Uhud'un Genç Mücahitleri
Mustafa Özyurt
İslam nizamını seçip insanlığa gönderen Allah tealadır. Müslüman bir genci diğerlerinden ayırt eden vasıflar vardır. Güzel konuşmak, söz adabını bilmek, karşısındaki ile nasıl konuşacağı hususunda bilgi sahibi olmak gibi güzel vasıflardır. Rasulüllahın rahlesinde yetişmiş Hz. Rafi ile Hz. Semure bunun en güzel örnekleridir. Bu genç tarihi şahsiyetleri dinleyelim ve alacağımızı alalım;
Uhut savaşına katılmak isteyen Hz. Rafi ile Hz. Semure, on beşinde oldukları için, ordudan geri çevrilecekler arasındaydılar. Fakat Hz. Rafi’nin iyi ok atmakla maharetli olduğu arz edildi. Bu esnada o da, kabul edilmek için uzun boylu gözükmeye çalışıyordu. Bu sebeple ayak parmaklarının ucuna basarak yürümeye gayret ediyordu. Rasülüllah bu hareketten çok hoşlandı ve ona müsaade etti.
Hz. Semure bunu duyunca:
“! Ben Rafi’den daha kuvvetliyim, bunu güreşerek isbat ederim, bana da müsaade edilsin dedi.

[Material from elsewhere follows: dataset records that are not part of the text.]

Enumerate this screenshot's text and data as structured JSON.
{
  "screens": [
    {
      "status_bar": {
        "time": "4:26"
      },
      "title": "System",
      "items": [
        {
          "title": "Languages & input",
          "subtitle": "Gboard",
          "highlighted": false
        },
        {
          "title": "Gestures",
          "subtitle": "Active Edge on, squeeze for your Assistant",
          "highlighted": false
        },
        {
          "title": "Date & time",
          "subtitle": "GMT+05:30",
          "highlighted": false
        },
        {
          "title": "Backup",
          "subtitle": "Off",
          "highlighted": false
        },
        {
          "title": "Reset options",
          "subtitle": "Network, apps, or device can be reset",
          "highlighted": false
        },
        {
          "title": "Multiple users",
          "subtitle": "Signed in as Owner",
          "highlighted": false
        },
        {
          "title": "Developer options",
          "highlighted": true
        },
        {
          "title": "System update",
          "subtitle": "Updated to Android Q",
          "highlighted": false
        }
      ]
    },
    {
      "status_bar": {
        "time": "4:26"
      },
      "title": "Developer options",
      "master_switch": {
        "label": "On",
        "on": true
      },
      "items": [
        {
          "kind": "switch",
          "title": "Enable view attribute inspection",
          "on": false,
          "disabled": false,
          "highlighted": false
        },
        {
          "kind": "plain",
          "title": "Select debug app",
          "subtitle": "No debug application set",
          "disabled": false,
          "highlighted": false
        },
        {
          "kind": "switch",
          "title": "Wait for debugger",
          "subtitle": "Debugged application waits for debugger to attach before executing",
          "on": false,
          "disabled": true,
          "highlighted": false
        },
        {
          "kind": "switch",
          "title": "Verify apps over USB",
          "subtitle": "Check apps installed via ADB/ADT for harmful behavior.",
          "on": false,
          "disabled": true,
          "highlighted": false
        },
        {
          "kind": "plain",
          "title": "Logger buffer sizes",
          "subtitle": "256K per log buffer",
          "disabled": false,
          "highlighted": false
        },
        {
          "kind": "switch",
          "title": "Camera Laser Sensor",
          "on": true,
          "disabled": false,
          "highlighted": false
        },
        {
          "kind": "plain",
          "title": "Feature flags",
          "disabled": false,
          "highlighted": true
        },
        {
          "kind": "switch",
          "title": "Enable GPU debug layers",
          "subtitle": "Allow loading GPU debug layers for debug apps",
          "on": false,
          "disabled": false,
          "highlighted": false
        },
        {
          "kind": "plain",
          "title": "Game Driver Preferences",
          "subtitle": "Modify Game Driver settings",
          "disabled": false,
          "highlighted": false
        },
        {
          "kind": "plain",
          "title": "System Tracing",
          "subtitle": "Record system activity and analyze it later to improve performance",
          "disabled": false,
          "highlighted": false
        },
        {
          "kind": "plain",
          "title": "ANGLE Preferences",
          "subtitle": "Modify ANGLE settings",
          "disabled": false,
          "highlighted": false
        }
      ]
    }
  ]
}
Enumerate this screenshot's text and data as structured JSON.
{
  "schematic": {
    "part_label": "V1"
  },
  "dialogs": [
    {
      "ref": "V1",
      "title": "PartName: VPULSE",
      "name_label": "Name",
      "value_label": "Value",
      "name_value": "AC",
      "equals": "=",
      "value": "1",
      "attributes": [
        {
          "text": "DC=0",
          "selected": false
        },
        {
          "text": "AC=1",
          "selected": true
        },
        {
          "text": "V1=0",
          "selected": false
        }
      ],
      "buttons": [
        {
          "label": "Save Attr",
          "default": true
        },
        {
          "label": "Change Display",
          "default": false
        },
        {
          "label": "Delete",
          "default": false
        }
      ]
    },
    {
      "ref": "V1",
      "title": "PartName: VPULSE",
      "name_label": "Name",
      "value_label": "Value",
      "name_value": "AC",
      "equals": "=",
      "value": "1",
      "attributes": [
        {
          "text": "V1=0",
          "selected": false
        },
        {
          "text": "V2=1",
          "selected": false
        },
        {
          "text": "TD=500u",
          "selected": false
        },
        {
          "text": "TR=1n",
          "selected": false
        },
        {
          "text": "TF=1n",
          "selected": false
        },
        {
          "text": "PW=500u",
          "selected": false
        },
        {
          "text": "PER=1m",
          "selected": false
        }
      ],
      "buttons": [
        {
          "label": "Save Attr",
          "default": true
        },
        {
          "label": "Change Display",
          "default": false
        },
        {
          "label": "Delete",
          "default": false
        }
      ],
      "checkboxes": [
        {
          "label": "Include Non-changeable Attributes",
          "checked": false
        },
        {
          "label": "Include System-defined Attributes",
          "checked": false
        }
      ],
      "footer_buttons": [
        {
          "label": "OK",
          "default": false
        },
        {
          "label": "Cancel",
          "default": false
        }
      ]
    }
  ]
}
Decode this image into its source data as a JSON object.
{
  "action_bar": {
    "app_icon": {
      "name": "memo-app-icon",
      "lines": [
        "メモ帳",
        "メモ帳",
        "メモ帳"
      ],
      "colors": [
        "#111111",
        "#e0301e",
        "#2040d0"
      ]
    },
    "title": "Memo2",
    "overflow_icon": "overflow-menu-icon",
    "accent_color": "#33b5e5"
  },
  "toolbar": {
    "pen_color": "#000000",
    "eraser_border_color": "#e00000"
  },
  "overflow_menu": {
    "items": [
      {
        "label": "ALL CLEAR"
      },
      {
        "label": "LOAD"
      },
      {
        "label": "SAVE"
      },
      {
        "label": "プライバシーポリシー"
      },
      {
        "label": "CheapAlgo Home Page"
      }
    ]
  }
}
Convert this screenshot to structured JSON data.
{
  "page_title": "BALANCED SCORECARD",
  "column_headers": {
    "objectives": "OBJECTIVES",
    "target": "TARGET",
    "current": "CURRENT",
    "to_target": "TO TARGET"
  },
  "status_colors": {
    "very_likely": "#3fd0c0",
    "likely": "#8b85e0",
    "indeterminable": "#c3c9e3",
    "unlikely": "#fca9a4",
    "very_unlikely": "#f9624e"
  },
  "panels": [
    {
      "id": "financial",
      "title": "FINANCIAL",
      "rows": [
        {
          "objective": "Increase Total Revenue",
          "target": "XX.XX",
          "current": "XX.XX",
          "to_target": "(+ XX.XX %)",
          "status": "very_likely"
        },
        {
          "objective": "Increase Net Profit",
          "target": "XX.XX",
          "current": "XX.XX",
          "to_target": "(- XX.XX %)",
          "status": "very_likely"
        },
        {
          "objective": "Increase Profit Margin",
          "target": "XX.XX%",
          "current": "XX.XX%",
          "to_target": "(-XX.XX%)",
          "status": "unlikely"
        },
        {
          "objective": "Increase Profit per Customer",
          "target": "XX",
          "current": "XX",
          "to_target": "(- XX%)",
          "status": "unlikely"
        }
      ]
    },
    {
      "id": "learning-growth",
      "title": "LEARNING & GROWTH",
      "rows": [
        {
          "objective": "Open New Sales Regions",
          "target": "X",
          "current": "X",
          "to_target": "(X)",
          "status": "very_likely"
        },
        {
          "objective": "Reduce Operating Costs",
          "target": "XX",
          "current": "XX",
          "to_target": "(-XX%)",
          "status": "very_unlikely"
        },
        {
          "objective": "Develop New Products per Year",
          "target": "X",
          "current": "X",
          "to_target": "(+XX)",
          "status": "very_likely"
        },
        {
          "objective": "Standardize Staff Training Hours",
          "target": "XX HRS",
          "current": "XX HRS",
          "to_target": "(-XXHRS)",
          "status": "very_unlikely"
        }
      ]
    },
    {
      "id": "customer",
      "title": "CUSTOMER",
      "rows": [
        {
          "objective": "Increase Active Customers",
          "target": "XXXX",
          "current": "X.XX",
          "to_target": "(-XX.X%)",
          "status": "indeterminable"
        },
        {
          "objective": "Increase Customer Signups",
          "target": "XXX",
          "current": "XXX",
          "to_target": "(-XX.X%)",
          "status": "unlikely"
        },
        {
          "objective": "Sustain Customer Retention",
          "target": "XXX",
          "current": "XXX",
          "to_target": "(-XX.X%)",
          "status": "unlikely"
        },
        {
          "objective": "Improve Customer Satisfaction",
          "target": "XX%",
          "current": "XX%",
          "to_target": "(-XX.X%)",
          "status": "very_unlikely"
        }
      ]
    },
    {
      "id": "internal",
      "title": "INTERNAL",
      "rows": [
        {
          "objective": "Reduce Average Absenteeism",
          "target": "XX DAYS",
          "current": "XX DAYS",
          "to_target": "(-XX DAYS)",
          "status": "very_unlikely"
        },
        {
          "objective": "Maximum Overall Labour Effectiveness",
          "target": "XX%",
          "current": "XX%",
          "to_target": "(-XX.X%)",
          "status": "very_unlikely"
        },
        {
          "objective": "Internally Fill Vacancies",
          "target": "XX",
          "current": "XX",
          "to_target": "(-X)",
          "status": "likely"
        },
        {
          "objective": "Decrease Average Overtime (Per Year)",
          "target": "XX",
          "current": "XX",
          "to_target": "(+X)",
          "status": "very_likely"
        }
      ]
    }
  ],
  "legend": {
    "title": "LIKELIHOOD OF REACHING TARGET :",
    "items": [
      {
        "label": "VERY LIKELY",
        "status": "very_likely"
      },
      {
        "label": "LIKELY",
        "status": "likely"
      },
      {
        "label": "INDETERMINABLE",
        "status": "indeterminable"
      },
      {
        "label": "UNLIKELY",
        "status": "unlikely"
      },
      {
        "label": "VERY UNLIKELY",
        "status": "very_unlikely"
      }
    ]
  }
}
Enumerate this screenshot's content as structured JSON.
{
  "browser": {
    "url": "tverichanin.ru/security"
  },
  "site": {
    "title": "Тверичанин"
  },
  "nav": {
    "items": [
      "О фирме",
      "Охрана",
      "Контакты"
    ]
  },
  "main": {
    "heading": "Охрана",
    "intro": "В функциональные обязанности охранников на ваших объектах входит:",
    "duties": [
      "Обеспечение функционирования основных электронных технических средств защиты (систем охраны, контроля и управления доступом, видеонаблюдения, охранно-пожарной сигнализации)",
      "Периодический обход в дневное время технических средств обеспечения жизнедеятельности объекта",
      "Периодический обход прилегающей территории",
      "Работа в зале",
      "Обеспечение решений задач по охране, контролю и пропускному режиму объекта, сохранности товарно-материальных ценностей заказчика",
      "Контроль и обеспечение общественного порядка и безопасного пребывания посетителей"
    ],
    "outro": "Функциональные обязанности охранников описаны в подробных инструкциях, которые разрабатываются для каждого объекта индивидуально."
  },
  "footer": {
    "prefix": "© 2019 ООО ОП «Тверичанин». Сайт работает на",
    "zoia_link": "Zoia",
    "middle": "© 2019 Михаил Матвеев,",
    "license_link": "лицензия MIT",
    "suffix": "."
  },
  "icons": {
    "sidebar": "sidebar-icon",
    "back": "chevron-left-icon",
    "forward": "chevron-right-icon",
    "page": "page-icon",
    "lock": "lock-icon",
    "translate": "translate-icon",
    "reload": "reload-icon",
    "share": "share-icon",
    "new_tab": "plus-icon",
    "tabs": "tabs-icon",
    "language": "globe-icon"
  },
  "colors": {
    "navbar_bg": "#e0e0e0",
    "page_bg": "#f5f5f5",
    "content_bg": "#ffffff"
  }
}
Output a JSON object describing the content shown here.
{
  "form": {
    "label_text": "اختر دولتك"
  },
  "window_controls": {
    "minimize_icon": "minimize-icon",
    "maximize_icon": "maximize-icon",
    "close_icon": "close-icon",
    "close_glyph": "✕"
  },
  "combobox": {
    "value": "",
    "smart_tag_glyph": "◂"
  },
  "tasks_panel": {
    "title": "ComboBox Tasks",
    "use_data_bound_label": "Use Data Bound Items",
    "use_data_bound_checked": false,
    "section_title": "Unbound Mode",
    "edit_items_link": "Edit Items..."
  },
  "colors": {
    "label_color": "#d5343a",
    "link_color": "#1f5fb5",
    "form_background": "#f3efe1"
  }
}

O’nun da isteği kabul edilip, hz. Rafi ile güreş tuttu. Ve onu mağlup ederek muharebeye katılma iznini aldı. ( Bu harb de çocuklar harbe alınmadığı için geri çevrilecekti. Veya geri çevriliyordu. Allah kendilerinden razı olsun.
Dini te’yit: Hz. Allah dilerse dinini te’yit için facir bir kimseyi de kullanabilir. Bunun en bariz örneği; Medineli münafıklardan Kuzman, Uhud da kahramanca çarpıştı. Kendisi tebrik edildiğinde, maksadının islam için çalışmak değil, Medine hurmalıklarını korumak olduğunu söyledi.
Kuzmanın kahramanca çarpışmasıyla alakalı olarak: “Muhakkak ki Allah, bu dini, facir bir kimse ile de kuvvetlendirir” buyurdu.
EFENDİMİZİN KATLETTİĞİ KÂFİR
Uhud harbinde, müşrik Ubeyy, peygamber efendimize karşı haddini aşarak hamle için yaklaştığında, Peygamberimiz s.a.v. Hz. Haris İbni Simme’nin mızrağını alıp ona fırlattı. Mızrak isabet etti ve kaburgalarını kırdı ve o meşhur atından düşürdü. Ubeyy;
“ Muhammed beni öldürdü” diyerek arkadaşlarına sığındı. Kan içine aktığı için Ubeyy’in yarası belli olmuyor ve bağırmasına rağmen kimse tarafından mühimsenmiyordu. Nitekim Mekke’ye dönerken, Selef mevkiinde öldü.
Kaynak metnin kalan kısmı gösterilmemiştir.